Das von Merkel für Ende September angekündigte Energiekonzept ist nach der Kompromiss-Runde
von gestern noch lange nicht in trockenen Tüchern. SPD und Grüne, aber
auch mehrere Länder drohen mit dem Bundesverfassungsgericht, sollte die
Regierung versuchen, die Laufzeitverlängerung am Bundesrat
vorbeizumogeln. Und ein Greenpeace-Gutachten erklärt, sogar die EU-Kommission
müsse den Ausstieg aus dem Ausstieg absegnen. Vor diesem Hintergrund
droht der Koalition kein „heißer Herbst“, sondern der energiepolitische
GAU.







Re: Verlängerung der AKW-Laufzeiten. 06.09.2919

sh:z-online am 06.09.2010:


Gemischte Reaktionen


Atomkompromiss spaltet Schwarz-Gelb


6. September 2010 | 17:49 Uhr | Von Nicola Kabel, dpa


Der mühsam
erzielte Atomkompromiss spaltet die schwarz-gelbe Koalition.
Ministerpräsident Carstensen (CDU) freut sich über längere Laufzeiten,
die FDP und ihr Justizminister Schmalfuß halten sie für falsch.

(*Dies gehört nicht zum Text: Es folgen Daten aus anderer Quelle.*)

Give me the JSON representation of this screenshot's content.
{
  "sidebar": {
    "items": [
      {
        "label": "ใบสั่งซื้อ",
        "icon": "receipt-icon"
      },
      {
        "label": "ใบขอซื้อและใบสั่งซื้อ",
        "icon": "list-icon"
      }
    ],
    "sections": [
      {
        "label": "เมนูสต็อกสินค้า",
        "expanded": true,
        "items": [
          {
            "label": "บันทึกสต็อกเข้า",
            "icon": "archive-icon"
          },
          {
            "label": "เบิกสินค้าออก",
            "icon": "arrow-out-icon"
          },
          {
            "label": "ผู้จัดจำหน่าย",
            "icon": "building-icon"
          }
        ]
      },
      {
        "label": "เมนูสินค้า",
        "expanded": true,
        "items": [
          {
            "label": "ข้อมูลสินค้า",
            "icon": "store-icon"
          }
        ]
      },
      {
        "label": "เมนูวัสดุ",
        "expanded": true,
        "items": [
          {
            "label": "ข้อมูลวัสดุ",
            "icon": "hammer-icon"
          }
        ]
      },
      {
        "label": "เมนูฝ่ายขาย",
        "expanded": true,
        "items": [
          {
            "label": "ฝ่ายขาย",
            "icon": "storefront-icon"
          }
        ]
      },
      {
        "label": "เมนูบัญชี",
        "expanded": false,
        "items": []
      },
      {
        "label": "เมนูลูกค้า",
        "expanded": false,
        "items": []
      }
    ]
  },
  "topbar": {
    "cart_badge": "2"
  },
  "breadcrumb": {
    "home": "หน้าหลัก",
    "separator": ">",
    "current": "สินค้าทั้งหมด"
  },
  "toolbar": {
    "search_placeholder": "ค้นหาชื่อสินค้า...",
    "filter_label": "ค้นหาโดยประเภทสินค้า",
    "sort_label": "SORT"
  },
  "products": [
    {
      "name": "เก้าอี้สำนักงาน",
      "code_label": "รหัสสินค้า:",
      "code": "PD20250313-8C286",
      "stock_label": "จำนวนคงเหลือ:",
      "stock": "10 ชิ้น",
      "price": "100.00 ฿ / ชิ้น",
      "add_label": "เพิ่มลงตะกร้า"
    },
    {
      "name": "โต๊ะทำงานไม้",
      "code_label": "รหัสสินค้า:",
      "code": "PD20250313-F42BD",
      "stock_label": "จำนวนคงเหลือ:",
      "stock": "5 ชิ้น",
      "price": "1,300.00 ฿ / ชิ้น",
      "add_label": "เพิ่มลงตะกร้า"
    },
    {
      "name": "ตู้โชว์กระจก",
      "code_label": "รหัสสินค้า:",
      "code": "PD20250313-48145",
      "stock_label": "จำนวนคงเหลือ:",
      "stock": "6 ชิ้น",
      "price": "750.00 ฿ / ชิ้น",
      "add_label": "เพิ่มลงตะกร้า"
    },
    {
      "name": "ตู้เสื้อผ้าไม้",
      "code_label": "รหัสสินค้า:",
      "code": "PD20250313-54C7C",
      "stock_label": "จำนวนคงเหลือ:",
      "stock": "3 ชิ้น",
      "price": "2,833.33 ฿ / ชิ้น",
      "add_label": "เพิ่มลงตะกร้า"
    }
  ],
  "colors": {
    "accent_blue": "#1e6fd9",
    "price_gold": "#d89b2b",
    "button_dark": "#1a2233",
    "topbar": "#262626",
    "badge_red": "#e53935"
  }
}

Ebenso wie ihr parteiloser Justizminister Emil Schmalfuß pochen die
Liberalen darauf, dass der Bundesrat zustimmen muss. Auch die Opposition
wetterte gegen den Atomdeal. Die Betreiber der drei Kernkraftwerke
in Schleswig-Holstein dagegen lobten ihn.

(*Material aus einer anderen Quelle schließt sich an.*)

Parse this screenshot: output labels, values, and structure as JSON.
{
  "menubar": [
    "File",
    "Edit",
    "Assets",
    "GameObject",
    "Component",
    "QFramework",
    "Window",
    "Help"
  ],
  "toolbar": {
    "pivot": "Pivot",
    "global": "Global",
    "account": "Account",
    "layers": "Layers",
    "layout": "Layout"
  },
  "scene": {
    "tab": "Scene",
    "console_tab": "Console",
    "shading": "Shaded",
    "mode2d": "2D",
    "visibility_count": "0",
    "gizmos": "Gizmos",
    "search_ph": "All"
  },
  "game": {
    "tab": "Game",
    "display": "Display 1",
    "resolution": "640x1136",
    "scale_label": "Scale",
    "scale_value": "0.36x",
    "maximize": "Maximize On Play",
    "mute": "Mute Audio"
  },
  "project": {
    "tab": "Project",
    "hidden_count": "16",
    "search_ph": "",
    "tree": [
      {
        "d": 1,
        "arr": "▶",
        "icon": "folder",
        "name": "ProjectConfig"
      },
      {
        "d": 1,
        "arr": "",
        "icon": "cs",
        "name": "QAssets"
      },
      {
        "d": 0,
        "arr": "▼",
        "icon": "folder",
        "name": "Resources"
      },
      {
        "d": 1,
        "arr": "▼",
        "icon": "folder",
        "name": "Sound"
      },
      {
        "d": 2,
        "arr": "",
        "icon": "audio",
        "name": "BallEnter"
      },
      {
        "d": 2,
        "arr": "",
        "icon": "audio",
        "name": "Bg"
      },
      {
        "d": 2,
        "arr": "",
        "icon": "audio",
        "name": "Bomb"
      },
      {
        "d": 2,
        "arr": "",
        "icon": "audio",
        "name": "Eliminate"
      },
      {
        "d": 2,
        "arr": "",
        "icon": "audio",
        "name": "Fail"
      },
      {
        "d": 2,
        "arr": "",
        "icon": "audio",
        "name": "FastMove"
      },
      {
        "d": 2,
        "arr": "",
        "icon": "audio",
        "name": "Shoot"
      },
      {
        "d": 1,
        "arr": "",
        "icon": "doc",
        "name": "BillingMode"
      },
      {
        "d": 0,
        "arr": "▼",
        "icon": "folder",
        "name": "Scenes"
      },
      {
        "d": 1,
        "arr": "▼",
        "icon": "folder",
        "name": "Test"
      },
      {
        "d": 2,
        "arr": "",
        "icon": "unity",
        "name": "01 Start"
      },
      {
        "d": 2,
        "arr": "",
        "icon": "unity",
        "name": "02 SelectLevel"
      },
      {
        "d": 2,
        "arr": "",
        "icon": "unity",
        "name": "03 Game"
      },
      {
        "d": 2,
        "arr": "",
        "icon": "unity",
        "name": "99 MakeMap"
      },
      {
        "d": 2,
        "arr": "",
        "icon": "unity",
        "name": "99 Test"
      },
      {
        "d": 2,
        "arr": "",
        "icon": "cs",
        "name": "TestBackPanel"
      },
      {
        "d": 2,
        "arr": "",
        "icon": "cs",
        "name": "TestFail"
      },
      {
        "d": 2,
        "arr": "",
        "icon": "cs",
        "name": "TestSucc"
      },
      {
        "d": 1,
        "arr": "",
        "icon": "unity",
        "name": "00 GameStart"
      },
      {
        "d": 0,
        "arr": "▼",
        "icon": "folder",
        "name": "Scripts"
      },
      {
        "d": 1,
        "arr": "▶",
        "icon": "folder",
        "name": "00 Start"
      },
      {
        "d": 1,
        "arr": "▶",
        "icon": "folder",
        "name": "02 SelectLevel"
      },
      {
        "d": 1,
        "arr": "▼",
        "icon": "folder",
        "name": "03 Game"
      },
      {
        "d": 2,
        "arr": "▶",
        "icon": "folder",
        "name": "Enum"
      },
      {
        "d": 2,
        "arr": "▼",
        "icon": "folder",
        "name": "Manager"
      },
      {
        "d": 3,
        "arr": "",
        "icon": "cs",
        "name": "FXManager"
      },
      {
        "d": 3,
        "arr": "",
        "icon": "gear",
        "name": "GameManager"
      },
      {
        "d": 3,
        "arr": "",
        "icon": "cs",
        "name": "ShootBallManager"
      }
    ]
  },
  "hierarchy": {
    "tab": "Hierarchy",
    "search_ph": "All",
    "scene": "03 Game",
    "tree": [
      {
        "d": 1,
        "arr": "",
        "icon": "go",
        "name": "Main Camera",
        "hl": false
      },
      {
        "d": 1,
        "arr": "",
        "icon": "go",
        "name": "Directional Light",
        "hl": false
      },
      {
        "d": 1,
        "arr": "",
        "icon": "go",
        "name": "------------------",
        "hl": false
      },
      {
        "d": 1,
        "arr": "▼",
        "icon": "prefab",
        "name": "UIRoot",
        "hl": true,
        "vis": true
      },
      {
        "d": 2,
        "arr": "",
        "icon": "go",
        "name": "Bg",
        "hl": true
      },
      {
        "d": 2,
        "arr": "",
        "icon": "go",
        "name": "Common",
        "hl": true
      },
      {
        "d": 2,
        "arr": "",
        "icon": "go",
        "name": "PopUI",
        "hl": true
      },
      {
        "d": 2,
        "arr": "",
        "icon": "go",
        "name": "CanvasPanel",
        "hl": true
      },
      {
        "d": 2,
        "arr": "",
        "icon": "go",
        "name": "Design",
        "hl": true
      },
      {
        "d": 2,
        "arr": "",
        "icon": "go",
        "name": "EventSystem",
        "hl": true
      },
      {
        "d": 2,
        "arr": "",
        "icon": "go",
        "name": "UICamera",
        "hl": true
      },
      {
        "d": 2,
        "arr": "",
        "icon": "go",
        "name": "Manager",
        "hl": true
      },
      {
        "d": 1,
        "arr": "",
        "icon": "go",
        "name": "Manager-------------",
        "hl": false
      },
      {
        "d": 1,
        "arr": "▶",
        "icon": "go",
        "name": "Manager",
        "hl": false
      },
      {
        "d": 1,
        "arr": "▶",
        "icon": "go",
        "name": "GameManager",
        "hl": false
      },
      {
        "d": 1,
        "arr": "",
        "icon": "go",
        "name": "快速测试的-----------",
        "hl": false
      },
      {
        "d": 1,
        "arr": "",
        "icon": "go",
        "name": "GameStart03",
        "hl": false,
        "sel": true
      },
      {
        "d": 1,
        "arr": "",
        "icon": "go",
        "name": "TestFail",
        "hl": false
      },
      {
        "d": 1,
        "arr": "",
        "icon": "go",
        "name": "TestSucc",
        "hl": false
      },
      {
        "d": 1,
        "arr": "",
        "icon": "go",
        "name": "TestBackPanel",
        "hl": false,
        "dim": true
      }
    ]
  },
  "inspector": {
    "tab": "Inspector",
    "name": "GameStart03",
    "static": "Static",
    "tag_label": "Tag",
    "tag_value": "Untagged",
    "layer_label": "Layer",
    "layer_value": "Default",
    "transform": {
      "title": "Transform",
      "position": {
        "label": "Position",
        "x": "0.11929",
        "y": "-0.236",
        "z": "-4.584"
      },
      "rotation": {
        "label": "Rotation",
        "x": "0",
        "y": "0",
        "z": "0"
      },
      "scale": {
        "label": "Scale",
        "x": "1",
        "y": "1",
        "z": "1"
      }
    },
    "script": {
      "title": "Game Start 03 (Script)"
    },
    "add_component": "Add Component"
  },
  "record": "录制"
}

"Nach unserer Auffassung bedarf eine Laufzeitverlängerung der
Zustimmung des Bundesrates. Damit wäre das Thema erledigt", sagte
FDP-Fraktionschef Wolfgang Kubicki in Kiel. Denn die Liberalen würden
einer generellen Laufzeitverlängerung nicht zustimmen. Der auf FDP-
Ticket berufene, für die Atomaufsicht zuständige Minister Schmalfuß
kritisierte zudem, die Verlängerung der Laufzeiten sei nicht an eine
vorherige Nachrüstung der Meiler gebunden. "Darüber hinaus halte ich es
für falsch, auch alten, störanfälligen Kernkraftwerken eine pauschale
Verlängerung der Laufzeiten zuzusprechen."


Thema sei von "koalitionspolitischer Bedeutung"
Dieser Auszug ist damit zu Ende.